Segundo o deputado Alceu Moreira (MDB-RS), o risco de agressão aos motores pelo biodiesel não é embasado em laudos técnicos. “Não causa nenhum problema nos motores, de acordo com laudo técnico da Scania [fabricante de caminhões]. Esta é uma política socialmente justa, ambientalmente louvável, é sequestro de carbono”, disse.

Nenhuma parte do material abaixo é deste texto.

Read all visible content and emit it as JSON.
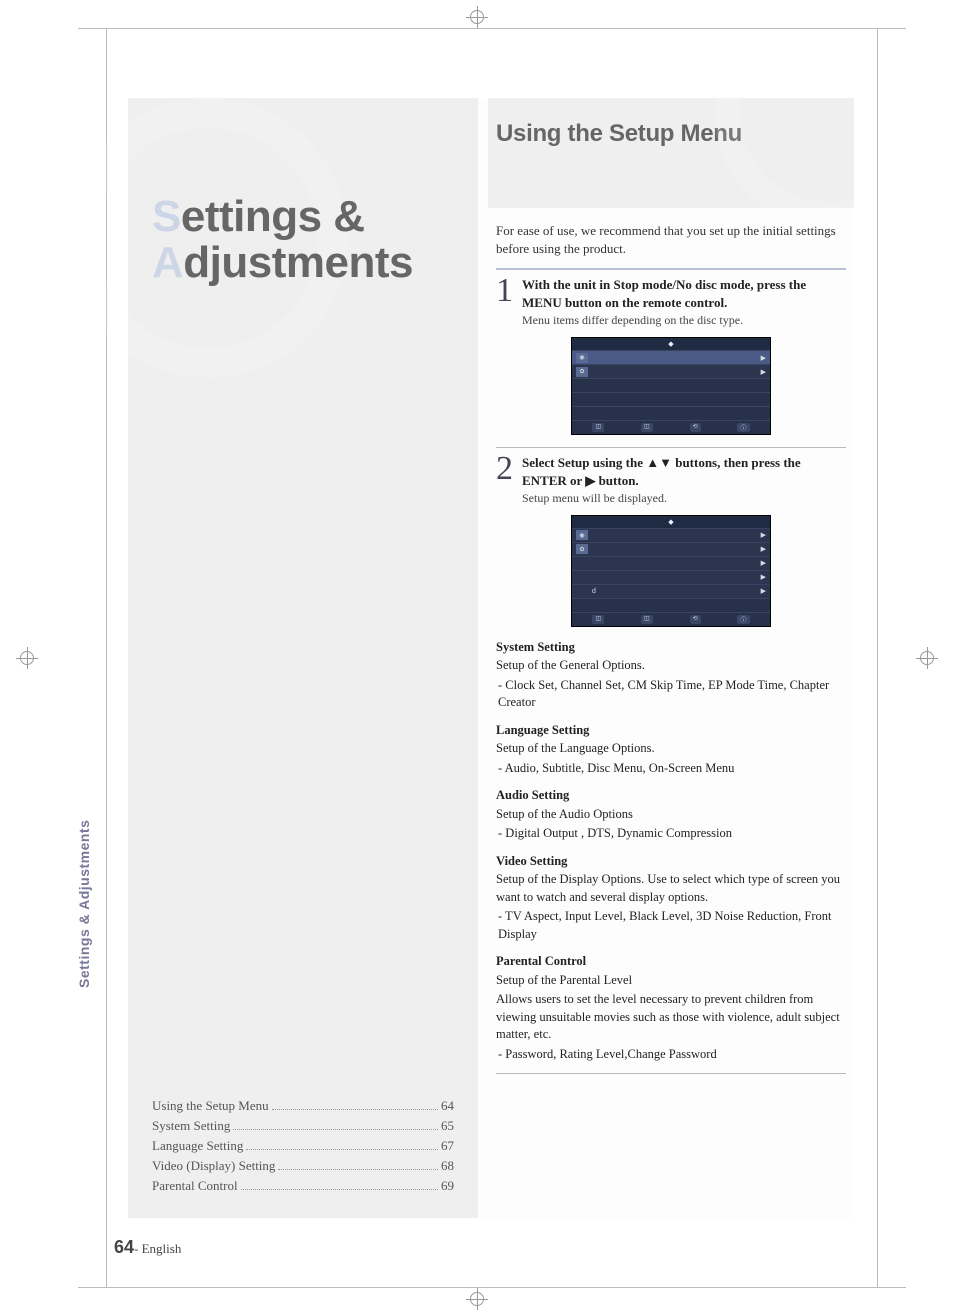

Para o deputado Gilson Marques (Novo-SC), o projeto gerará inflação ao aumentar preços de combustíveis sob a bandeira de proteger o meio ambiente. “Não podemos forçar o consumidor, a maioria pobre, a financiar o produto que voluntariamente ele não quer. Se a ideia fosse boa, ela não seria forçada.”
Rejeição
O Plenário rejeitou todos os destaques apresentados pelos partidos. Confira:
– emenda da deputada Erika Hilton (Psol-SP) que pretendia excluir do texto o tema da captura e armazenamento de carbono;
– destaque do PL que pretendia excluir do texto o trecho sobre adição de biodiesel ao diesel;
– emenda do deputado Altineu Côrtes (PL-RJ) que pretendia fixar em 29,5% o limite máximo de adição de etanol à gasolina;
– emenda do deputado Bibo Nunes (PL-RS) que pretendia condicionar a adição de biodiesel ao diesel desde que tecnicamente preservadas as características mecânicas do veículo;
– emenda do deputado Darci de Matos (PSD-SC) que pretendia exigir do Conselho Nacional de Política Energética (CNPE) o exame de viabilidade técnica ao fixar mistura de biodiesel ao diesel entre os limites de 13% e 25%;
– destaque do bloco MDB-PSD que pretendia permitir o uso de biodiesel na adição ao diesel se produzido por outros meios diferentes daqueles dedicados a essa finalidade;
– emenda do deputado Márcio Marinho (Republicanos-BA) que pretendia autorizar a concessão de subvenção econômica, por meio do Banco Nacional de Desenvolvimento Econômico e Social (BNDES), no financiamento ao processo produtivo de biogás e biometano.